On April 6, 1987, all eyes in the world of sports were supposed to be on the fight to end all fights: Marvelous Marvin Hagler vs. “Sugar” Ray Leonard. In this pre-Internet era, ABC’s award-winning news program Nightline with Ted Koppel was devoting its broadcast to that epic long-awaited encounter, but first they needed to kill some time. It was the fortieth anniversary of the date Jackie Robinson broke baseball’s color line and desegregated the sport, so they decided to produce what host Ted Koppel called a “wet kiss” to Robinson and his memory: something gauzy, soft-focused and without edges. But their first guest, Jackie Robinson’s widow Rachel, was someone who hadn’t lived a gauzy, soft-focused life. A woman who never feared telling inconvenient truths, she said that Jackie, if alive, would feel a great disappointment at how little progress baseball has made over the last forty years in breaking the still existing color barriers that prevented African-American advancement toward management and front office positions.

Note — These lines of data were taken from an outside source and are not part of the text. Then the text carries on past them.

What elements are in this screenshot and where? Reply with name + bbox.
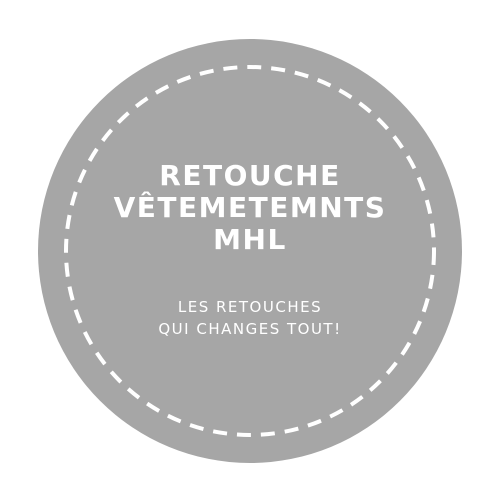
badge-tagline-line-2: QUI CHANGES TOUT! [158, 320, 342, 338]
badge-tagline: LES RETOUCHES QUI CHANGES TOUT! [50, 296, 450, 340]
badge-title: RETOUCHE VÊTEMETEMNTS MHL [50, 160, 450, 256]
badge-title-line-3: MHL [213, 223, 287, 256]
logo-badge: RETOUCHE VÊTEMETEMNTS MHL LES RETOUCHES … [0, 0, 500, 500]
badge-title-line-1: RETOUCHE [159, 159, 341, 192]
badge-title-line-2: VÊTEMETEMNTS [113, 191, 387, 224]
badge-tagline-line-1: LES RETOUCHES [177, 298, 323, 316]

Koppel decided on the spot to keep that line of thought alive in his next segment with the Los Angeles Dodgers General Manager Al Campanis, who was also a former roommate and close friend of Robinson. After the next several minutes, Hagler-Leonard would officially be the second most memorable sports story from that evening.
Koppel asked Campanis “to peel it away a little bit. Just tell me, why do you think it is? Is there still that much prejudice in baseball today?”
Campanis answered, “No, I don’t believe it’s prejudice. I truly believe that [African-Americans] may not have some of the necessities to be a field manager or perhaps a general manager.” He later tried to prove his point by arguing that the reason there weren’t more African-American catchers, pitchers or quarterbacks in football was that these were thinking positions. He then added with a big smile on his face, for reasons that still aren’t clear, “Why are black men, or black people, not good swimmers? Because they don’t have the buoyancy.”
In the aftermath, Frank Robinson, baseball Hall of Famer and its first African-American manager, summed up the feelings of many when he said, “Baseball has been hiding this ugly prejudice for years—that black aren’t smart enough to be managers or third-base coaches or part of the front office. There’s a belief that they’re fine when it comes to the physical part of the game, but if it involves brains they just can’t handle it. Al Campanis made people finally understand what goes on behind closed doors: that there is racism in baseball.”
The furor that erupted resulted in Campanis’s immediate firing and a bounty of promises about change coming to the national pastime. But the promises were miles wide and an inch deep. Since 1987, baseball has hired five African-American general managers, but only two, Kenny Williams of the Chicago White Sox and Michael Hill of the Miami Marlins, have lasted longer than one season. There have been several prominent African-American field managers, from two-time World Series winner Cito Gaston to multiple-time Manager of the Year winner Dusty Baker, and the man who has guided the Texas Rangers to the last two World Series, Ron Washington. But the number of hires has been few and far between since Campanis “peeled it back a little bit” and Frank Robinson said that “there is racism in baseball.” Today, Washington and Baker are the sport’s only African-American managers. The most lasting change is that people in Campanis’s executive position are now far more polished and far more careful and have become, like a twenty-first-century politician, experts on being interviewed and saying absolutely nothing of substance. The Campanis lesson for Major League Baseball hasn’t been to take on racism in the sport but to find executives who can smile for the camera and talk a cat out of a tree.